O país assumiu uma posição de mediador entre os dois países em guerra e recepcionou os negociadores no Palácio de Dolmabahçe, em Istambul, a última residência no Bósforo dos sultões e que também foi a última sede administrativa do Império Otomano, que atualmente abriga escritórios da presidência turca. “O mundo inteiro espera boas notícias”, disse o presidente da Turquia, Recep Tayyip Erdogan, antes do início das discussões.

Macron pede a Putin que haja trégua em Mariupol

O presidente da França, Emmanuel Macron, conversou com presidente Vladimir Putin nesta terça-feira, 29, para pedir que a trégua seja estabelecida em Mariupol. O telefonema teve o objetivo de se chegar a um acordo para a retirada com segurança dos civis que permanecem na cidade, que vive o pior cenário da guerra da Ucrânia, e para a entrega de ajuda humanitária.

Segundo uma fonte de Paris ouvida pelo New York Times, Putin “ouviu os pedidos e demandas” de Macron e “disse que ele pensaria sobre eles e retornaria”.

O Kremlin, em seu próprio relato da discussão, disse que Putin falou sobre “as medidas tomadas pelos militares russos para fornecer assistência humanitária urgente e garantir a evacuação segura de civis, inclusive de Mariupol”.

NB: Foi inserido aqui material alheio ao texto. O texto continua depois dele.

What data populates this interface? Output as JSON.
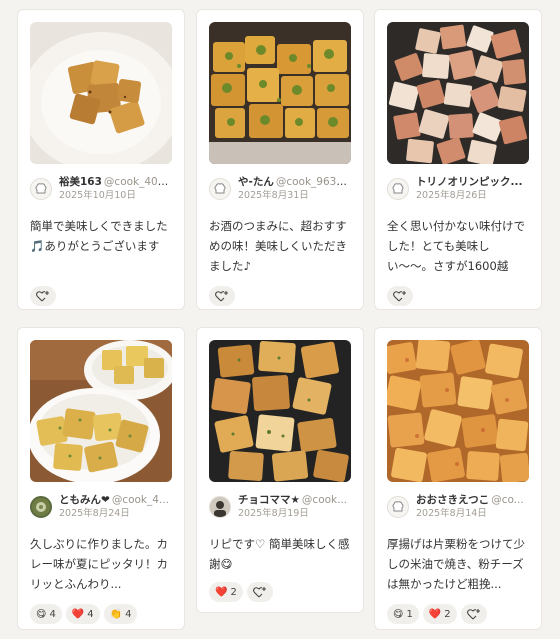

A CNN, por sua vez, ouviu de uma fonte que Putin teria chamado as negociações desta terça-feira com a Ucrânia de promissoras.

NYT, W.P., THE GUARDIAN, REUTERS / Por Redação d'O Estado de S. Paulo, em 29.03.22

França: eleições em guerra

A invasão da Ucrânia pode desarmar o populismo nas urnas e fortalecer a proteção das frágeis democracias europeias

Um funcionário de uma empresa de publicidade coloca vários cartazes eleitorais dos candidatos à Presidência da França, esta segunda-feira em Saint-Herblai. (SEBASTIEN SALOM-GOMIS (AFP)

A invasão russa da Ucrânia fortaleceu a União Europeia e a OTAN. Deveria também fortalecer as democracias ocidentais, submetidas durante uma década a tensões internas por forças populistas de direita e esquerda, e hoje confrontadas com um desafio externo e incomparavelmente maior: o de um autocrata, Vladimir Putin, que bombardeia civis ucranianos e empunha o poder nuclear arma diante do mundo.

As eleições presidenciais de 10 e 24 de abril na França permitirão avaliar nas urnas o impacto da guerra que Putin iniciou em 24 de fevereiro. As pesquisas refletem o chamado efeito bandeira: em tempos de crise, geralmente há um cerrar fileiras em torno do líder. O atual presidente, o centrista Emmanuel Macron, estabeleceu-se como o favorito, embora tenha perdido alguma vantagem nos últimos dias em relação à sua perseguidora imediata, Marine Le Pen, líder histórica da extrema direita. Assim como na reta final da campanha anterior, em 2017, o líder da esquerda populista, Jean-Luc Mélenchon, prevaleceu como candidato do voto útil da esquerda e acredita ter opções para ir ao segundo turno.

No contexto de guerra e de ameaça existencial à Europa, mesmo os candidatos mais radicais estão fazendo um esforço para suavizar suas posições. Le Pen, que em uma campanha anterior recebeu um empréstimo milionário de um banco russo, não quer mais, como em 2017, tirar a França da UE e do euro. Mélenchon, que em janeiro justificou a mobilização militar russa devido à suposta "ameaça" representada pela Ucrânia, ainda é a favor da saída da OTAN, mas agora diz que, em plena guerra, não é hora de retirar seu país da o acampamento ocidental. É significativo que a maior baixa nas pesquisas tenha sido o ultra estudioso Éric Zemmour, cujas explosões racistas e declarações entusiásticas de fé em Putin não se encaixam bem com o imperativo de pacificação desta campanha.

A guerra impôs um momento de sobriedade e seriedade. Talvez marque o início do fim de uma década populista no Ocidente que encorajou autocratas na Rússia ou na China. Em pouco mais de um mês, os europeus se rearmaram militar e institucionalmente enviando armas para a Ucrânia ou impondo sanções maciças à Rússia. Mas é hora também de um rearmamento ideológico. Putin vê na UE a encarnação da decadência ocidental e do relativismo moral, mas ao atacar um país democrático que aspira a aderir à UE como a Ucrânia, ele pode agir como um choque elétrico: ele nos lembrou de não tomar como certo pluralismo imperfeito democracias, e que vale a pena defendê-las. Nesta luta, a França é a capital.